Pedaggi autostradali, quali sono quelli che sono aumentati di più ad inizio 2026

Scopri come l’aumento dei pedaggi autostradali nel 2026 potrebbe influire sul tuo bilancio mensile. Analizziamo le tratte più colpite e come gestire al meglio i tuoi tragitti quotidiani.

Un aumento medio piccolo, ma che si sente nel quotidiano: qualche centesimo in più a barriera può cambiare un bilancio mensile, soprattutto per chi vive l’autostrada ogni giorno. E in un paio di tratte l’incremento non è solo percezione.

Pedaggi autostradali, quali sono quelli che sono aumentati di più ad inizio 2026
Pedaggi autostradali, quali sono quelli che sono aumentati di più ad inizio 2026

Quest’anno i pedaggi autostradali cambiano in modo ordinato, senza scossoni. L’aggiornamento parte dal 1° gennaio 2026 e segue l’adeguamento all’inflazione. La rete nel suo complesso si muove insieme, ma non tutte le tratte fanno lo stesso passo. La differenza, a fine mese, si misura nei rimborsi spese dei pendolari e nei conti delle aziende con flotte su strada. Lo vedo ogni volta al casello: la moneta in più resta in mano, ma la somma si sposta sullo scontrino.

Cosa cambia dal 1° gennaio 2026

Secondo i dati ufficiali, sulle arterie principali l’aumento medio è dell’1,5%. Le grandi concessionarie si allineano: Autostrade per l’Italia, Brescia–Padova, Autovia Padana, Milano Serravalle, Tangenziale di Napoli e altre applicano questa forchetta. In termini pratici: su un pedaggio di 5 euro, l’incremento dell’1,5% vale 7,5 centesimi. Poco su una corsa, non poco su cento.

Non tutte le tratte però aumentano. Alcuni segmenti gestiti da Concessioni del Tirreno lungo A10 e A12, oltre a porzioni di Ivrea–Torino–Piacenza e della Strada dei Parchi, non registrano rincari o mostrano variazioni negative quando previste dai contratti. Il quadro puntuale dipende da tratta e casello. Se serve un valore esatto, è corretto verificare con i canali ufficiali del gestore prima di mettersi in viaggio.

Dove l’aumento pesa di più

Il rincaro più evidente, in termini percentuali, riguarda la Salerno–Pompei–Napoli (concessione Salerno–Pompei–Napoli S.p.A.): +1,925%. È vicino ai due punti rispetto al 2025. Qui l’autostrada è vita quotidiana: pendolari tra scuole, tribunali, porti, turismo tutto l’anno. Un esempio semplice: su un pedaggio di 3 euro, il +1,925% significa circa 6 centesimi in più. Su un abbonamento mensile o su decine di transiti, la cifra diventa concreta.
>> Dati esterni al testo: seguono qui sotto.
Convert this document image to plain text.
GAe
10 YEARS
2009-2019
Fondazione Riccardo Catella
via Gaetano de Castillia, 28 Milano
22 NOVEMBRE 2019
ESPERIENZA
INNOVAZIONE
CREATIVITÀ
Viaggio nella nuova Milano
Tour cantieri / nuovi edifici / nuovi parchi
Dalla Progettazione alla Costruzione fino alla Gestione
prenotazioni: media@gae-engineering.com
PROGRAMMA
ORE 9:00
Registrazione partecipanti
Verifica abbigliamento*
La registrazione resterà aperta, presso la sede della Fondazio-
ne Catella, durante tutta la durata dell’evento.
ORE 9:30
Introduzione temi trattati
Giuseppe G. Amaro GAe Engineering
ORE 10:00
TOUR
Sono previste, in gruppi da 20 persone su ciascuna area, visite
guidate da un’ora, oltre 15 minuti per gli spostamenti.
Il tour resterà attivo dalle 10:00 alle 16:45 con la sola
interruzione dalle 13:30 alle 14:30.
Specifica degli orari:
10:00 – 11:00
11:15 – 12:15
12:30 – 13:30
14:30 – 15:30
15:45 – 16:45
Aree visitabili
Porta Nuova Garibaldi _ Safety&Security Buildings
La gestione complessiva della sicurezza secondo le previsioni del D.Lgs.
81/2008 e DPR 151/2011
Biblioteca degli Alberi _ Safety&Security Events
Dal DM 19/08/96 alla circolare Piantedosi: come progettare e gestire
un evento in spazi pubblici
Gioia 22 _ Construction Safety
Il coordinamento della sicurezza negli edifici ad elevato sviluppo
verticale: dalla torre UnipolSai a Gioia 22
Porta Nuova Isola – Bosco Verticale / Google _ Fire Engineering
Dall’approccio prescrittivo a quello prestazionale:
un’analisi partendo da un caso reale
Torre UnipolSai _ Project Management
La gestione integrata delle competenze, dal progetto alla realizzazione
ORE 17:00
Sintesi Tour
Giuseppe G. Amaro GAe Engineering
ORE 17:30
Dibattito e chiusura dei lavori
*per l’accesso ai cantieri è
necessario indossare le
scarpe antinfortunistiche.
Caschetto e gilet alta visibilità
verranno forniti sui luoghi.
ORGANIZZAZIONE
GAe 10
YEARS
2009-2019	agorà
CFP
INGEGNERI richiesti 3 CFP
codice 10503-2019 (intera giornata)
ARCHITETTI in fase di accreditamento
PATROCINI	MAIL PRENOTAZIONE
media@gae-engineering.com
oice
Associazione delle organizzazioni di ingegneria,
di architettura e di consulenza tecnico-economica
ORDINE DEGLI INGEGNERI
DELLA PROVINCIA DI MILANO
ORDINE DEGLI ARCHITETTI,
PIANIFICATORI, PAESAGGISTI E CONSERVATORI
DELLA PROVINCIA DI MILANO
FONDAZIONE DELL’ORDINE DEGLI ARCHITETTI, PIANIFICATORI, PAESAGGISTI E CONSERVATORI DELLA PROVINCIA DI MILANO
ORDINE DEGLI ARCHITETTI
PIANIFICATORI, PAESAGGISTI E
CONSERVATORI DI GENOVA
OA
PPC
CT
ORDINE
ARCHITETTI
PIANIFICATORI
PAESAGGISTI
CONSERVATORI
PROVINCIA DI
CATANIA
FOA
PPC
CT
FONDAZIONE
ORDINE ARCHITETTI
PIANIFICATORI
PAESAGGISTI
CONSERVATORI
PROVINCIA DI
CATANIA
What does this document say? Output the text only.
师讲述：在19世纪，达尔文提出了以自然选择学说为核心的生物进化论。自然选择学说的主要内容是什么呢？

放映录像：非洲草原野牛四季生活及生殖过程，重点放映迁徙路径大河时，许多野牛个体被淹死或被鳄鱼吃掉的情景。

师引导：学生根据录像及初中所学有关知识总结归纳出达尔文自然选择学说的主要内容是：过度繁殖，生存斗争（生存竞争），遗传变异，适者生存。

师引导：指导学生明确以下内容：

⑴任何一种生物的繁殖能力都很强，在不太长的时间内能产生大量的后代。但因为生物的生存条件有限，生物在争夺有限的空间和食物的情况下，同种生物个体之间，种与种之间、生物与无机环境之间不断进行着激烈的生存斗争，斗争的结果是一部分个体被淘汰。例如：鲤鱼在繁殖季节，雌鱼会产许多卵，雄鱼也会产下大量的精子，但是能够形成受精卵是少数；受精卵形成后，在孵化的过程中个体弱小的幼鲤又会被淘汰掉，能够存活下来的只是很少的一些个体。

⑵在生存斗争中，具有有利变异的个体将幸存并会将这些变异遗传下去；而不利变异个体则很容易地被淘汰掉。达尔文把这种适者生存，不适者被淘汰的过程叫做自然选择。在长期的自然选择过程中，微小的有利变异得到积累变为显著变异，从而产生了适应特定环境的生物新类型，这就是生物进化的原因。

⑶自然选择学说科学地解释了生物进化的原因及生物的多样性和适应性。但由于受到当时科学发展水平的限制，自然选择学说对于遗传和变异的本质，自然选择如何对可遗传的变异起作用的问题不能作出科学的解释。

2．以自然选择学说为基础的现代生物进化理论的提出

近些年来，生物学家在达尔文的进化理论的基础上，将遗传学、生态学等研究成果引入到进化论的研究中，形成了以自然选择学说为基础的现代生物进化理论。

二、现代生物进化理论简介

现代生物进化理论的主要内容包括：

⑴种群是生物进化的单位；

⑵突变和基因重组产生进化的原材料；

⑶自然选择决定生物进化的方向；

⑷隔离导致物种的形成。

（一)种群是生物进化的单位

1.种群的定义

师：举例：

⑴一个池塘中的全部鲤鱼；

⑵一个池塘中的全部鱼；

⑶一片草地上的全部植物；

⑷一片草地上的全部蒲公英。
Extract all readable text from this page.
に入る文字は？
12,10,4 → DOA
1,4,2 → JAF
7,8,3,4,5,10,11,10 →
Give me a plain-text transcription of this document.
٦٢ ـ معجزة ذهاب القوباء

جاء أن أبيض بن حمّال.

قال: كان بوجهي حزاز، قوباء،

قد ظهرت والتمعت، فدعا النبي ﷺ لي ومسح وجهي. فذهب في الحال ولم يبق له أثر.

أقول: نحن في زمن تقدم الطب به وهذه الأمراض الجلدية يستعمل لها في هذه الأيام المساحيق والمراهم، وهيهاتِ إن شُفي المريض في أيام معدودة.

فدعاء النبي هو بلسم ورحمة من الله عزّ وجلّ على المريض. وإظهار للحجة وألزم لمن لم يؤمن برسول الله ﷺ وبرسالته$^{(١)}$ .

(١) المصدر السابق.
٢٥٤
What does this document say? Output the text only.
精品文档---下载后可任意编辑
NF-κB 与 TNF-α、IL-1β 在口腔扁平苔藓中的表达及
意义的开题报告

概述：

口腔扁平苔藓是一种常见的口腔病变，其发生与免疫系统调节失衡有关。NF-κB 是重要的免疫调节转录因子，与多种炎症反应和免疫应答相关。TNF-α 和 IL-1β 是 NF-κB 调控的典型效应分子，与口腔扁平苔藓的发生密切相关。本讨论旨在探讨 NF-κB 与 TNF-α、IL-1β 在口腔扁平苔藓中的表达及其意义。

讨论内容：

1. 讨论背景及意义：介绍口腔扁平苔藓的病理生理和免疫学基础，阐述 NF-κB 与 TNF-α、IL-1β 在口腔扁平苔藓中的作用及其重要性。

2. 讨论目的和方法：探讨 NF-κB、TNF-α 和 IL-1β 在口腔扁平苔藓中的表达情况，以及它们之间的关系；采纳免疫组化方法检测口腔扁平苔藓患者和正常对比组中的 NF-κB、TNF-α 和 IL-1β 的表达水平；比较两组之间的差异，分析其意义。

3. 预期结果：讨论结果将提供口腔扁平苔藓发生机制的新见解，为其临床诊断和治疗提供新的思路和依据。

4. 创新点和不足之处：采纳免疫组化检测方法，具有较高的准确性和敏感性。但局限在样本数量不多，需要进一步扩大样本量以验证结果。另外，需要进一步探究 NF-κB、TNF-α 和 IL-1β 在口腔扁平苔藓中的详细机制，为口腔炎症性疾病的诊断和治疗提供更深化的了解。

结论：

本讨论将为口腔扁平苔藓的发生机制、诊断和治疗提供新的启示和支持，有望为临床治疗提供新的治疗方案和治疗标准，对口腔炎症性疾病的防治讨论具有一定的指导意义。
Sull’asse nord‑sud, l’Autostrada del Brennero segna un +1,46%. È leggermente sotto l’1,5% medio, ma resta superiore a molte tratte “standard” che quest’anno hanno registrato scostamenti ancora più contenuti. Anche qui il dettaglio fa la differenza: trasporto merci, stagionalità turistica, frequenza dei transiti. Chi gestisce una flotta sa che lo 0,1% su migliaia di chilometri non è un dettaglio.

Il resto della rete autostradale si conferma attorno all’1,5%. È un aumento prevedibile, coerente con l’inflazione programmata. Ma la vita reale è fatta di abitudini: il casello spostato di un’uscita, la scelta dell’orario, il mix tra strade statali e autostrade. Anche gli strumenti di telepedaggio e i piani cliente possono influire sul conto finale. Le cifre effettive, alla fine, dipendono dal percorso e dall’arrotondamento applicato.

Il punto, forse, è un altro: come trasformare un piccolo rincaro in un’occasione per guidare meglio i propri tragitti. Una mappa aggiornata, due alternative provate sul campo, un occhio ai tempi reali. All’alba, con l’asfalto che ancora riflette, vale la pena chiedersi: qual è la mia rotta giusta oggi?